Text Chunker

The Chunker interface and built-in strategies for splitting documents into embeddable chunks.

The chunker splits raw document text into smaller ChunkResult objects before embedding. Weave ships with five built-in strategies and a pluggable interface.

Chunker interface

// Package chunker
type Chunker interface {
    Chunk(ctx context.Context, text string, opts *Options) ([]ChunkResult, error)
}

type Options struct {
    ChunkSize    int    // target chunk size in tokens
    ChunkOverlap int    // overlapping tokens between adjacent chunks
    Strategy     string // "recursive" | "fixed" | "sliding" | "semantic" | "code"
}

Register a custom chunker with engine.WithChunker(myChunker). If none is provided, Weave uses the recursive chunker by default.

ChunkResult

type ChunkResult struct {
    Content     string            // text content of the chunk
    Index       int               // zero-based position in the document
    StartOffset int               // byte offset of chunk start in original text
    EndOffset   int               // byte offset of chunk end in original text
    TokenCount  int               // estimated number of tokens
    Metadata    map[string]string // chunker-specific metadata
}

Built-in strategies

Strategy	Package	Description
`recursive`	`chunker/recursive`	Default.
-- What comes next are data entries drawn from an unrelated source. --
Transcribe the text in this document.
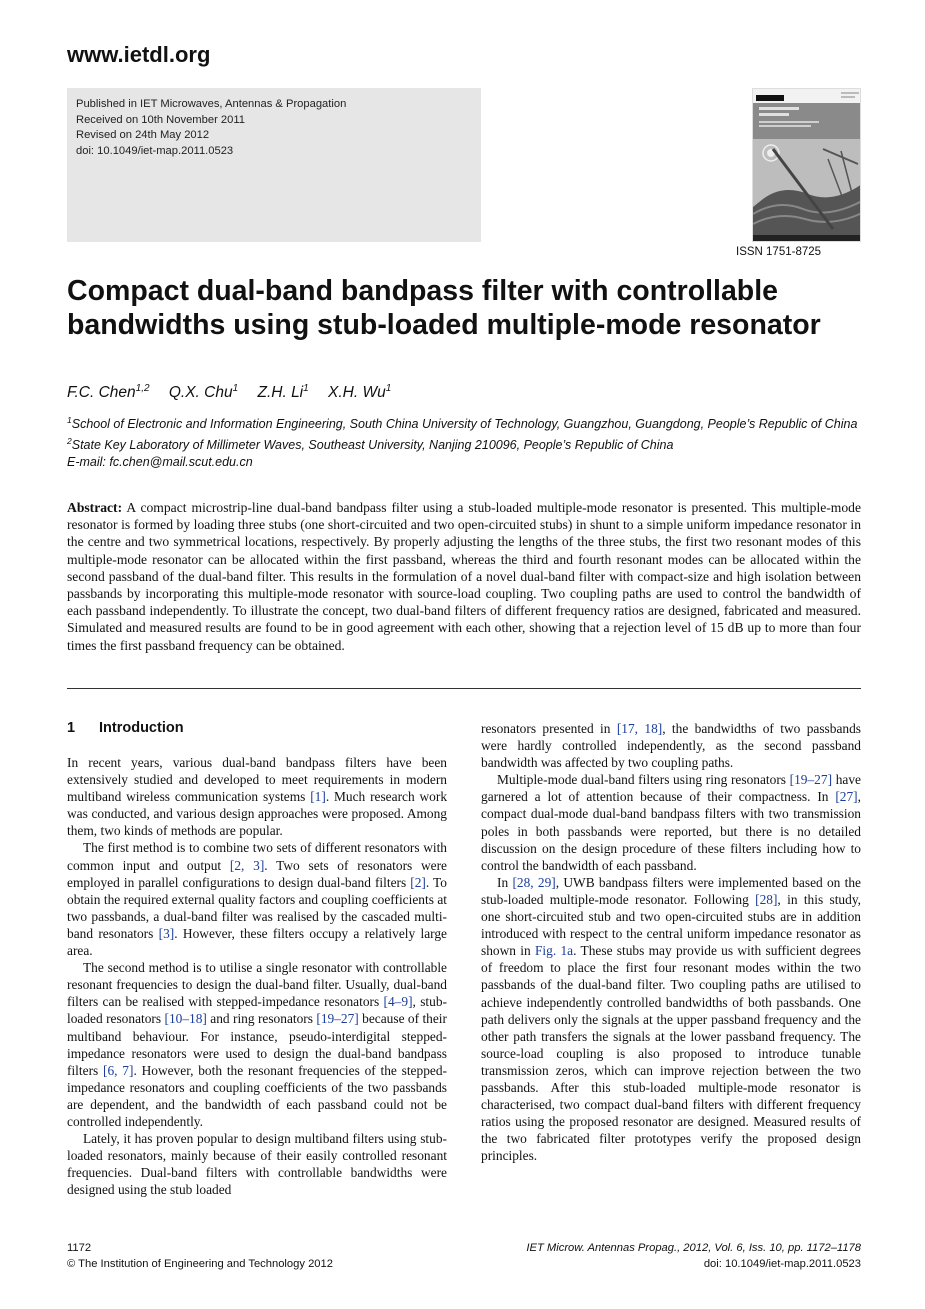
www.ietdl.org
Published in IET Microwaves, Antennas & Propagation
Received on 10th November 2011
Revised on 24th May 2012
doi: 10.1049/iet-map.2011.0523
ISSN 1751-8725
Compact dual-band bandpass filter with controllable bandwidths using stub-loaded multiple-mode resonator
F.C. Chen$^{1,2}$ Q.X. Chu$^1$ Z.H. Li$^1$ X.H. Wu$^1$
$^1$School of Electronic and Information Engineering, South China University of Technology, Guangzhou, Guangdong, People’s Republic of China
$^2$State Key Laboratory of Millimeter Waves, Southeast University, Nanjing 210096, People’s Republic of China
E-mail: fc.chen@mail.scut.edu.cn
Abstract: A compact microstrip-line dual-band bandpass filter using a stub-loaded multiple-mode resonator is presented. This multiple-mode resonator is formed by loading three stubs (one short-circuited and two open-circuited stubs) in shunt to a simple uniform impedance resonator in the centre and two symmetrical locations, respectively. By properly adjusting the lengths of the three stubs, the first two resonant modes of this multiple-mode resonator can be allocated within the first passband, whereas the third and fourth resonant modes can be allocated within the second passband of the dual-band filter. This results in the formulation of a novel dual-band filter with compact-size and high isolation between passbands by incorporating this multiple-mode resonator with source-load coupling. Two coupling paths are used to control the bandwidth of each passband independently. To illustrate the concept, two dual-band filters of different frequency ratios are designed, fabricated and measured. Simulated and measured results are found to be in good agreement with each other, showing that a rejection level of 15 dB up to more than four times the first passband frequency can be obtained.
1 Introduction

In recent years, various dual-band bandpass filters have been extensively studied and developed to meet requirements in modern multiband wireless communication systems [1]. Much research work was conducted, and various design approaches were proposed. Among them, two kinds of methods are popular.

The first method is to combine two sets of different resonators with common input and output [2, 3]. Two sets of resonators were employed in parallel configurations to design dual-band filters [2]. To obtain the required external quality factors and coupling coefficients at two passbands, a dual-band filter was realised by the cascaded multi-band resonators [3]. However, these filters occupy a relatively large area.

The second method is to utilise a single resonator with controllable resonant frequencies to design the dual-band filter. Usually, dual-band filters can be realised with stepped-impedance resonators [4–9], stub-loaded resonators [10–18] and ring resonators [19–27] because of their multiband behaviour. For instance, pseudo-interdigital stepped-impedance resonators were used to design the dual-band bandpass filters [6, 7]. However, both the resonant frequencies of the stepped-impedance resonators and coupling coefficients of the two passbands are dependent, and the bandwidth of each passband could not be controlled independently.

Lately, it has proven popular to design multiband filters using stub-loaded resonators, mainly because of their easily controlled resonant frequencies. Dual-band filters with controllable bandwidths were designed using the stub loaded

resonators presented in [17, 18], the bandwidths of two passbands were hardly controlled independently, as the second passband bandwidth was affected by two coupling paths.

Multiple-mode dual-band filters using ring resonators [19–27] have garnered a lot of attention because of their compactness. In [27], compact dual-mode dual-band bandpass filters with two transmission poles in both passbands were reported, but there is no detailed discussion on the design procedure of these filters including how to control the bandwidth of each passband.

In [28, 29], UWB bandpass filters were implemented based on the stub-loaded multiple-mode resonator. Following [28], in this study, one short-circuited stub and two open-circuited stubs are in addition introduced with respect to the central uniform impedance resonator as shown in Fig. 1a. These stubs may provide us with sufficient degrees of freedom to place the first four resonant modes within the two passbands of the dual-band filter. Two coupling paths are utilised to achieve independently controlled bandwidths of both passbands. One path delivers only the signals at the upper passband frequency and the other path transfers the signals at the lower passband frequency. The source-load coupling is also proposed to introduce tunable transmission zeros, which can improve rejection between the two passbands. After this stub-loaded multiple-mode resonator is characterised, two compact dual-band filters with different frequency ratios using the proposed resonator are designed. Measured results of the two fabricated filter prototypes verify the proposed design principles.

1172
© The Institution of Engineering and Technology 2012
IET Microw. Antennas Propag., 2012, Vol. 6, Iss. 10, pp. 1172–1178
doi: 10.1049/iet-map.2011.0523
Splits on paragraph, sentence, then word boundaries to stay within `ChunkSize`
`fixed`	`chunker/fixed`	Splits at exact token boundaries with `ChunkOverlap` tokens of context overlap
`sliding`	`chunker/sliding`	Sliding window over the text — every chunk advances by `ChunkSize - ChunkOverlap` tokens
`semantic`	`chunker/semantic`	Groups sentences by semantic similarity — chunks are topic-coherent
`code`	`chunker/code`	Splits on function / class / block boundaries — preserves code structure

Per-collection configuration

Chunk settings are stored on the collection and applied automatically during ingestion:

col := &collection.Collection{
    ChunkStrategy: "fixed",
    ChunkSize:     1024, // tokens
    ChunkOverlap:  100,  // tokens
}

The engine's DefaultChunkSize (512) and DefaultChunkOverlap (50) apply when fields are zero.

Custom chunker

Implement chunker.Chunker to split text with your own logic:

type MyChunker struct{}

func (c *MyChunker) Chunk(_ context.Context, text string, opts *chunker.Options) ([]chunker.ChunkResult, error) {
    // split text into sentences or paragraphs
    var results []chunker.ChunkResult
    for i, sentence := range splitSentences(text) {
        results = append(results, chunker.ChunkResult{
            Content:    sentence,
            Index:      i,
            TokenCount: estimateTokens(sentence),
        })
    }
    return results, nil
}

Token counting

Weave's built-in chunkers estimate token counts using a simple word-based heuristic (≈ 1 token per 4 characters). For precise token counts, implement assembler.TokenCounter:

type TokenCounter interface {
    Count(text string) int
}

Pass it to the assembler via assembler.WithTokenCounter(myCounter) for accurate token budgeting during context assembly.